Wednesday, June 28, 2006

Bottoming out...

Okay, I apologize for not writing this earlier, but you know, Star Jones got canned, Tom Cruise pimped pictures of his "daughter" (I use that term loosely) for cash, Britney posed nekkid on the cover of Bazaar... it's been a busy day or so. Oh, yeah, and I had to work.

So anyway, about a week ago I hit bottom. If I were an alcoholic, and my Lifetime movie were a mini series... last week would have been the scene where some well meaning person would have found me, Kitty Dukakis style, clutching a bottle of nail polish remover. Yes, I referred to Kitty Dukakis. The Duke in '88, baby. I digress...

Okay, so maybe I'm not an alcoholic. My bottoming out was more of a spiritual self image bottoming out. See, I had to get a new Driver's License. This entailed putting on my wig and going to the DMV. I hadn't put on my wig in a couple of weeks... it's very hot down here in the South. I struggled with the task- it involved giving up the dream that I was, in fact, still 120 pounds. When I was in Illinois and renewing my license, they would ask, "is all your info still correct?" Sure, I would say. 120. Yes. When I was sixteen, that is. Ha! Suckers.
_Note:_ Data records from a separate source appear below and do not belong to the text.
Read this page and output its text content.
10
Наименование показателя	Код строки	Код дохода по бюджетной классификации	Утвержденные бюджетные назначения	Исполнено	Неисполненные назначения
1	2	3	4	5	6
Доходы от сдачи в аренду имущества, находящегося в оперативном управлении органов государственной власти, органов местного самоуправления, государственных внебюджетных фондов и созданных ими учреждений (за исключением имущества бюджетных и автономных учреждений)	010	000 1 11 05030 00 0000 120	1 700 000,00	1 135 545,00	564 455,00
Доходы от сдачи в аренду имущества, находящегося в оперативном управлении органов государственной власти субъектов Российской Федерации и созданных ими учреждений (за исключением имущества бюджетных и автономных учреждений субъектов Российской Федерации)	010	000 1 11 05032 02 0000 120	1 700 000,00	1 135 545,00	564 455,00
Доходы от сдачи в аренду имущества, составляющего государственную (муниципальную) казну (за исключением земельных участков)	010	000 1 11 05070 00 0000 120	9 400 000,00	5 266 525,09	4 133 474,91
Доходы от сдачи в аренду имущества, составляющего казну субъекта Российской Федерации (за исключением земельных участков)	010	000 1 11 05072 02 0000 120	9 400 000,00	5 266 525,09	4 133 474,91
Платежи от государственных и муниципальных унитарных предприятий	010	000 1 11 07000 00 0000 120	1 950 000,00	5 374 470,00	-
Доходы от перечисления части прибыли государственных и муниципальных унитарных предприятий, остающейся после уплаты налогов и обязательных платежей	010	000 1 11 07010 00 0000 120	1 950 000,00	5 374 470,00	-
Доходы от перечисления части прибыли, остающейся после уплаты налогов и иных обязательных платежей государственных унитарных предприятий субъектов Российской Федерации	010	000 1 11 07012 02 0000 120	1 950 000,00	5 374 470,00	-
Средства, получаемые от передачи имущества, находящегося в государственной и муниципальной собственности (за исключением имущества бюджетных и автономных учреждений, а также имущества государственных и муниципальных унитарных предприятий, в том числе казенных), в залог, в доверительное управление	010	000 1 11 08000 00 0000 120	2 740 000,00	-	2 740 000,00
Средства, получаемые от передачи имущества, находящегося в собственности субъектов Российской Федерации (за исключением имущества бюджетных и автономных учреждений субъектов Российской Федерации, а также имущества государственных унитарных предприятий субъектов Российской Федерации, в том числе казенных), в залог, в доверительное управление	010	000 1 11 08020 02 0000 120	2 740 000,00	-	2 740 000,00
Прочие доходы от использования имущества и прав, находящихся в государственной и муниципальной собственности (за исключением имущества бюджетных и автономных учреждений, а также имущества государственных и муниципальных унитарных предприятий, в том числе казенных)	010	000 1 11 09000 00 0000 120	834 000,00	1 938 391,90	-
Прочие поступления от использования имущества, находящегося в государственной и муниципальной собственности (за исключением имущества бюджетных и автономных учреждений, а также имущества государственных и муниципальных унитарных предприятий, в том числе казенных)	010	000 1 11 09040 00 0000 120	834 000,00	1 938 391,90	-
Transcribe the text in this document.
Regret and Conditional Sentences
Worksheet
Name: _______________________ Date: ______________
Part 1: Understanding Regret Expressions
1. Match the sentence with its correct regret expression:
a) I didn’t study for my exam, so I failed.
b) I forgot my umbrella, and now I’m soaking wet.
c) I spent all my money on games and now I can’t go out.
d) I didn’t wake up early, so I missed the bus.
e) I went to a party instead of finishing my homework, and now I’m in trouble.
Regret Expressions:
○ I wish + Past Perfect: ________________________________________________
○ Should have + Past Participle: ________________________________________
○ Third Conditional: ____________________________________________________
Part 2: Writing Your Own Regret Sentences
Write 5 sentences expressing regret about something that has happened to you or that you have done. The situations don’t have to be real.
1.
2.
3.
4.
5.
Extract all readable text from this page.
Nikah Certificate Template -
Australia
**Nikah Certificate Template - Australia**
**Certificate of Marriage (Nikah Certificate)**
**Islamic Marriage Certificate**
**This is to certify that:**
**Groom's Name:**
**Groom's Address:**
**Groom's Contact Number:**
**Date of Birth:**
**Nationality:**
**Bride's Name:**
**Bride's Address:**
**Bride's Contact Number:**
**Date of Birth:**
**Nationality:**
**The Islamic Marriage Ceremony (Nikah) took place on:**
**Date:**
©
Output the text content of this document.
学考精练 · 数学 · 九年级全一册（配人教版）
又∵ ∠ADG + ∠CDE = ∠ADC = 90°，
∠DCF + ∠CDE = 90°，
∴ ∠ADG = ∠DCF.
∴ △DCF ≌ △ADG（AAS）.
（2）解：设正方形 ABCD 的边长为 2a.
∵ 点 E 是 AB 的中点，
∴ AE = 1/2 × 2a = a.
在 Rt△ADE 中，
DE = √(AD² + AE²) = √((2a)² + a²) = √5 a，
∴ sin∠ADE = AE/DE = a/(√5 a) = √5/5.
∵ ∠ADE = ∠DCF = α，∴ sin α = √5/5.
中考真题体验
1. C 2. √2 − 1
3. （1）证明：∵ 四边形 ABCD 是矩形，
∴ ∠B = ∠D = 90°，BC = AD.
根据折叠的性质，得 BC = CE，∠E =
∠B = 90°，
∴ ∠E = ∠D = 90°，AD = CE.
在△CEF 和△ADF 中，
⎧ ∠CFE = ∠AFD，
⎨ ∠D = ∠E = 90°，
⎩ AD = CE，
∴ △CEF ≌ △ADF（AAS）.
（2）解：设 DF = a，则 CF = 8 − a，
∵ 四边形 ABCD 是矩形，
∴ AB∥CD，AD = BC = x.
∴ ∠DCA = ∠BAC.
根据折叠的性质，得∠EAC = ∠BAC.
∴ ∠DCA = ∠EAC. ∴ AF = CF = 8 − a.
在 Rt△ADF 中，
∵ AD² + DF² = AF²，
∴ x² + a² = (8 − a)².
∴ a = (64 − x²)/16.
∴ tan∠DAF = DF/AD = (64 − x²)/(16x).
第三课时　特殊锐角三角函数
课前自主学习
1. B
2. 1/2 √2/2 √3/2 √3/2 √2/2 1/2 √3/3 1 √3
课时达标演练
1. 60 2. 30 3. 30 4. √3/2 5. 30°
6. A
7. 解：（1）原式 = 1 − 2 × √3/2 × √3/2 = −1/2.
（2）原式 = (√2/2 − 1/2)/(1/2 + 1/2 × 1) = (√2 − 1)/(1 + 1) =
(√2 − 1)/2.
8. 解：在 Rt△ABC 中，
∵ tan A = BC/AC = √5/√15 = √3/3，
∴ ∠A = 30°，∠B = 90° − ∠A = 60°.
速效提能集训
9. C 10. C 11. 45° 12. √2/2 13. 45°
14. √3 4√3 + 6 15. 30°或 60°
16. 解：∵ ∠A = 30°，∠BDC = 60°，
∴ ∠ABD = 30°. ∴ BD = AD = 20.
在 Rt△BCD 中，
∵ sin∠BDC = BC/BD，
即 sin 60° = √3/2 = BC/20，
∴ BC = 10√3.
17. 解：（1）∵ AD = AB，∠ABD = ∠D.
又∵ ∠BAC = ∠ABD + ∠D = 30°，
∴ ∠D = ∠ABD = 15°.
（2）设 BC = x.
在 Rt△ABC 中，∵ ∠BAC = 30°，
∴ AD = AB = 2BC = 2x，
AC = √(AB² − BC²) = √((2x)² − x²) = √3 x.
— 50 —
Needless to say, I got dressed, put on my wig, and started to put on makeup. Why we bother to put on makeup for the DMV picture, I will never know. But we do. Face it. You spend a half hour on your face to wait in some smelly hot linoleum tiled room and take a split second picture that you're not even ready for. Why? So some bartender/waitress/cop who pulls you over might one day say, "Hey, nice picture"?

Stupid shit.

So anyway, back to my meltdown. Upon looking at my reflection in the mirror, which I don't do very often, I started to cry. I somehow looked...I don't know... "Garish". Yep, garish. Like some Toulouse Lautrec, Moulin Rouge wannabee. My face was fat. I mean, fat. No hiding it. My beautiful, wonderful, expensive wig didn't look right on my fat face. The hair ended right at the most unflattering spot. The make up looked like too much on my pasty face. I felt, honestly, like a bad drag queen. Like all this attempt at femininity was a sham. All the highlights and the Clinique in the world would not hide the fact that I had lost my cuteness, my hair, part of my breast... part of me really. I didn't see me when I looked in that mirror. I cried. The mascara ran. I rubbed my eyes... eyelashes came off on my fingers. I couldn't win.

So mid-meltdown, off to the DMV I went. As I was leaving, Alan asked me what was wrong, what he could do to help. I freaked out and just told him to let me go. He looked so confused as I drove away. All I wanted to do was rip off the wig, go put on some yoga pants and wake up when I was me again... fake hair color and all.

They say you have to hit bottom to come back up. That was it. That moment in the mirror. The moment I realized that for all my "you're so strong, you're handling it so well, you're a fighter" bullshit, I had in fact, lost complete control. That feeling fat was just a symptom of the greater issue. That while I had actually been "putting on my wig and makeup" for months, there was a part of my that had been taken over. So that very night, I got off my ass and decided to do something about it. I walked three miles that night. More movement than I had done in months. I'm going to find me again.

And yes, my driver's license picture is hideous. I do actually have two chins in it. And yes, when I am hot again, I will be "losing" my license and getting a new one. Cuz after all, what if I do get pulled over one day?

2 comments:

Anonymous said...

Never lose sight of the fact that a good cry can be very therapeutic. And, as a female, sometimes it's expected and we don't have to explain why.

Anonymous said...

this is the thing - you will 'lose' that license - but you'll keep it. You'll keep it and you'll whip it out when you're half loaded one night (fully loaded, many nights?) to say "yes - I went through shit, yes I bottomed out, yes, I had massive stones of brass and check me out - how hot am I now - all recovered and re-haired/re-highlighted and de-chinned. You wish you could be as hot as me." And we will.